Into this nervous nightmare comes a figure who could have walked out of Stephen King's “Dark Tower” series: a weary, haunted-looking hero who calls himself simply the Fireman and who has somehow learned to control the Dragonscale that's infecting him. He can turn it on or off, even igniting just a single hand, although as he tells Harper, he's stumped as to how to pass along his knowledge:

“I thought about offering a class once,” the Fireman said. “But I couldn't figure out what I was teaching. Advanced Pyromancy? Spontaneous Combustion for Dummies? Arson 101? Besides, it's hard to get people to sign up for a course when failing a test means burning alive.”

That rough-toned humor runs throughout The Fireman and entirely saves it from the leaden portentousness that afflicts so much contemporary horror fiction. But it's window-dressing: underneath the rattling good yarn of his plot, Hill has some fairly cutting observations to make about trauma and dread (at one point a character pointedly asks, “How are we supposed to live our lives when every day is September 11?”), and about the cultural complacency that comes before a fall. Harper and Jakob always assumed that the Dragonscale originated in “filthy places no one wants to go,” and the revelations of its real origins shock them in ways most non-Americans would find charmingly naive.

The plot is jump-started not only by the appearance of the Fireman but also by a more immediate calamity: Harper contracts Dragonscale (the moment when she and Jakob mournfully examine each other plays as a quietly powerful dark reflection of a love scene) despite her best precautions:

She remembered – with a kind of exhausted resentment – boiling inside her full-body Tyvek outfit all day, the material sticking to her flushed, sweaty skin. It took twenty minutes to put it on, another twenty to take it off, after the required five-minute shower in a bleach solution. After, she remembered the way she'd stink of rubber, bleach, and sweat. She carried that stench on her for two months, the whole time she worked at Portsmouth Hospital, an odor like an industrial accident, and she got infected anyway, and it seemed like a real bad joke.
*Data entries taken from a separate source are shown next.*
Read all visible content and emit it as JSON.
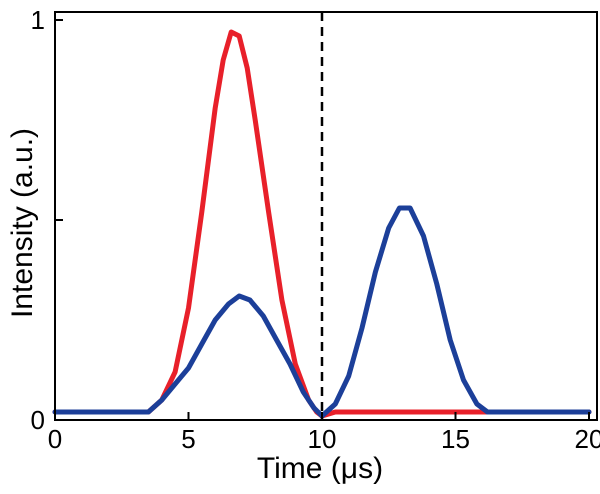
{
  "chart_data": {
    "type": "line",
    "xlabel": "Time (μs)",
    "ylabel": "Intensity (a.u.)",
    "xlim": [
      0,
      20.3
    ],
    "ylim": [
      0,
      1.02
    ],
    "xticks": [
      0,
      5,
      10,
      15,
      20
    ],
    "xtick_labels": [
      "0",
      "5",
      "10",
      "15",
      "20"
    ],
    "yticks": [
      0,
      0.5,
      1
    ],
    "ytick_labels": [
      "0",
      "",
      "1"
    ],
    "grid": false,
    "legend": "none",
    "reference_lines": [
      {
        "axis": "x",
        "value": 10,
        "style": "dashed",
        "color": "#000000"
      }
    ],
    "series": [
      {
        "color": "#e8202a",
        "x": [
          0,
          3.5,
          4.0,
          4.5,
          5.0,
          5.5,
          6.0,
          6.3,
          6.6,
          6.9,
          7.2,
          7.5,
          8.0,
          8.5,
          9.0,
          9.5,
          9.8,
          10.0,
          10.5,
          12,
          14,
          16,
          18,
          20
        ],
        "y": [
          0.02,
          0.02,
          0.05,
          0.12,
          0.28,
          0.52,
          0.78,
          0.9,
          0.97,
          0.96,
          0.88,
          0.75,
          0.52,
          0.3,
          0.14,
          0.05,
          0.02,
          0.01,
          0.02,
          0.02,
          0.02,
          0.02,
          0.02,
          0.02
        ]
      },
      {
        "color": "#1c3f99",
        "x": [
          0,
          3.5,
          4.0,
          4.5,
          5.0,
          5.5,
          6.0,
          6.5,
          6.9,
          7.3,
          7.8,
          8.3,
          8.8,
          9.3,
          9.7,
          10.0,
          10.5,
          11.0,
          11.5,
          12.0,
          12.5,
          12.9,
          13.3,
          13.8,
          14.3,
          14.8,
          15.3,
          15.8,
          16.2,
          17,
          18,
          19,
          20
        ],
        "y": [
          0.02,
          0.02,
          0.05,
          0.09,
          0.13,
          0.19,
          0.25,
          0.29,
          0.31,
          0.3,
          0.26,
          0.2,
          0.14,
          0.07,
          0.03,
          0.01,
          0.04,
          0.11,
          0.23,
          0.37,
          0.48,
          0.53,
          0.53,
          0.46,
          0.34,
          0.2,
          0.1,
          0.04,
          0.02,
          0.02,
          0.02,
          0.02,
          0.02
        ]
      }
    ]
  }
}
There's a glimmer of hope – or maybe shared delusion – called the Bright, and there are scattered individuals who seem attuned to a folklore of salvation (some them being, in another groan-worthy King tradition, local parish priests) they're willing to share with Harper as her adventures take her into the heart of the mystery afflicting her world. “The Dragonscale is like anything else that makes fire, Nurse Grayson,” one such individual tells her. “You can use it to burn a place down … or light your way to something better.”

Whether or not The Fireman lights the way to something better for Hill is the key, pivotal question; this novel is ambitious and accomplished but also verging on bloat. When Stephen King's novels were at such a point, fame and fortune conspired to rob the world of a funny satirist and give it a blowsy superstar instead. So maybe Hill's fans should be hoping the book fails?